Threat of a global currency war
It may not really be a currency war, but even I was surprised by the aggressive language being used by senior American and Chinese officials in Washington last week. Not to mention the head of the IMF. It's been a long time since economic relations between the major powers have been this bad-tempered.
I reported from the "frontline" last Thursday, but here's an "idiot's guide" to the debate over global currencies, which I've just done for the World Service.
Coming out of the financial crisis, every country wants to grow as fast it can. That's not the problem. The problem is how.
The United States and Britain have the largest budget deficits in the G20 - which means they're looking at years of cuts. They're looking for exports to pick up the slack, and the best way to boost exports is through a weaker currency.
The problem is that the eurozone wants the same thing. So does Japan. And so does China - even though America and the eurozone think it's time that the Chinese consumer stepped up to the plate.
It sounds like a global price war, with each country fighting to under-bid the other. But when companies have price wars - don't we consumers usually win?
The trouble is that exchange rates aren't the same as prices - if the dollar is going down, then other currencies have to go up. And governments aren't companies: if they don't like where their currency is going they can intervene. The rest of the world is left fighting the price war on its own.
That is exactly what China and other Asian exporting countries have been doing for the last few years - they've spent hundreds of billions of dollars fixing the market to keep their exports cheap. More than a trillion, in the case of China, which now sits on a mountain of dollar reserves.

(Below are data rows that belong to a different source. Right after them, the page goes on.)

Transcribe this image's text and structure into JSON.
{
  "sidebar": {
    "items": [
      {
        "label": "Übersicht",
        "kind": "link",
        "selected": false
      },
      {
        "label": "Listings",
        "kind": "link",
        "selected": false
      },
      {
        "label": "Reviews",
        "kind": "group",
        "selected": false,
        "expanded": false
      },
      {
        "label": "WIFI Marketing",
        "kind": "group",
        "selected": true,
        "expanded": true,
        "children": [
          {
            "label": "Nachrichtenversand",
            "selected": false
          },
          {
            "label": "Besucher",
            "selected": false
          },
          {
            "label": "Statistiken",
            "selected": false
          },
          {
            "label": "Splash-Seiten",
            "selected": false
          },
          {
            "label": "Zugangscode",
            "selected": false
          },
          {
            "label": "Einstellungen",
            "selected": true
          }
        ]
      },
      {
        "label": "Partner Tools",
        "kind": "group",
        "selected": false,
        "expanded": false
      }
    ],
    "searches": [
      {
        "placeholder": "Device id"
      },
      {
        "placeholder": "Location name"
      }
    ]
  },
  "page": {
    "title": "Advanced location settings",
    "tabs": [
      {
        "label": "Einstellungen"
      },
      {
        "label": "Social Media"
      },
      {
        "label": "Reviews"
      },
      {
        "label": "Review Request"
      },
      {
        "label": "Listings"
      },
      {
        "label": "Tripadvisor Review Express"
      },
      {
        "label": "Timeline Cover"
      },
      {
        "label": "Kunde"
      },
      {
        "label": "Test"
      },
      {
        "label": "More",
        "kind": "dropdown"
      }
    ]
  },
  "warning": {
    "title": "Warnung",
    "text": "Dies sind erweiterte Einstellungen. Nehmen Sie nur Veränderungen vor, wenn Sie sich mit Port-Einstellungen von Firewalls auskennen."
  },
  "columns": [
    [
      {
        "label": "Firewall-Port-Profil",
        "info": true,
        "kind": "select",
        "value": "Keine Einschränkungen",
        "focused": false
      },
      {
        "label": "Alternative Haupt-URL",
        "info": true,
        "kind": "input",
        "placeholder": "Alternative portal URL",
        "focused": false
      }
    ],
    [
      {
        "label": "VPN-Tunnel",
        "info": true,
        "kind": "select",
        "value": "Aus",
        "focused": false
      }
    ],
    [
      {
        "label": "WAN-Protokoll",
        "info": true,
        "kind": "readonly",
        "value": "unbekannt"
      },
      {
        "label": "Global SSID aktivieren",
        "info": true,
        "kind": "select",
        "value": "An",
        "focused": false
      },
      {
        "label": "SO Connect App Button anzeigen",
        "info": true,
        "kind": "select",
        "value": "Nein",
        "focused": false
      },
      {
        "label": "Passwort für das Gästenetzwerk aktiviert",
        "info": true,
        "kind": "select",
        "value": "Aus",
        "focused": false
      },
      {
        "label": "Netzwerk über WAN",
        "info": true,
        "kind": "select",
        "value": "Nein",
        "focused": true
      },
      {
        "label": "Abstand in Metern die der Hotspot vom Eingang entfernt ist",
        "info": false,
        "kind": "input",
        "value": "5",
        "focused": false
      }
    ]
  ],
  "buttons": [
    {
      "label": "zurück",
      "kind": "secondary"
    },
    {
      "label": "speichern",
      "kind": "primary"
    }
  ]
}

At the start of the summer, China promised to let its exchange rate go up - but since then it has strengthened against the dollar by just 2%. The yuan has fallen about 10% against the euro and the yen. You can see why the US and other governments gathered in Washington last week were less than thrilled.
China says the focus on the exchange rate misses the point - policy-makers should focus on the why the US saves too little as a nation, and Asian economies save too much. Long term, that IS what re-balancing the global economy must be about.
But, as the director of the International Monetary Fund said last week, you can't go many steps along that road without a substantial change in exchange rates.
That's why you should worry about where talk of currency wars will lead. Because if the world's leaders cannot agree on the role that currencies will play in this global economy - they're not going to agree on very much else.